ERIC Number: ED260381
Record Type: RIE
Publication Date: 1985-Mar
Reference Count: 0
Using Traditional Literature to Teach Critical Reading Skills.
McClain, Anita Bell
Classroom teachers might consider teaching children to become critical readers through the use of traditional literature. It is not necessarily difficult to define critical reading, but it is a difficult task to teach students when and how to read critically. The six skills most important to critical reading are that the reader should (1) read material with an alert and questioning mind, (2) compare and contrast what has been read, (3) consider the author's viewpoint and be aware of other viewpoints, (4) detect propaganda techniques, (5) identify relevant and irrelevant information, and (6) differentiate fact from opinion.
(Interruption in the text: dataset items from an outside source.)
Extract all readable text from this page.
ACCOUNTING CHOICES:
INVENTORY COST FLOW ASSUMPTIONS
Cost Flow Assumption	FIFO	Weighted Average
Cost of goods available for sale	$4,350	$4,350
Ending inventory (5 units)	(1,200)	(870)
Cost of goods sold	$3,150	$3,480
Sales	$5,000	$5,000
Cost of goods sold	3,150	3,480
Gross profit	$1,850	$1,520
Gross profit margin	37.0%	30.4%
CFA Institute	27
To critically analyze traditional literature (such as folktales, myths, or legends), one must first understand the characteristics of each genre and be aware that each culture has unique beliefs and geographical positions. The task of the critical reader is to analyze and then apply literary elements such as main character, setting, plot, and conclusion to several tales. Possible titles for use are "Too Much Noise" for primary grades, "Snow White and the Seven Dwarfs" for primary/middle grades, and "Cinderella" for middle grades. Since the excellent variety of traditional literature lends itself to analysis, a classroom teacher could consider using it to teach critical reading. Tables illustrate ways to compare various tales or to note similarities and differences in the main character, setting, conflict, advice, animals, and resolution of conflict. (DF)
Publication Type: Opinion Papers; Guides - Classroom - Teacher; Speeches/Meeting Papers
Education Level: N/A
Authoring Institution: N/A
Note: Paper presented at the Annual Meeting of the Far West Regional Conference of the International Reading Association (11th, Portland, OR, March 7-9, 1985).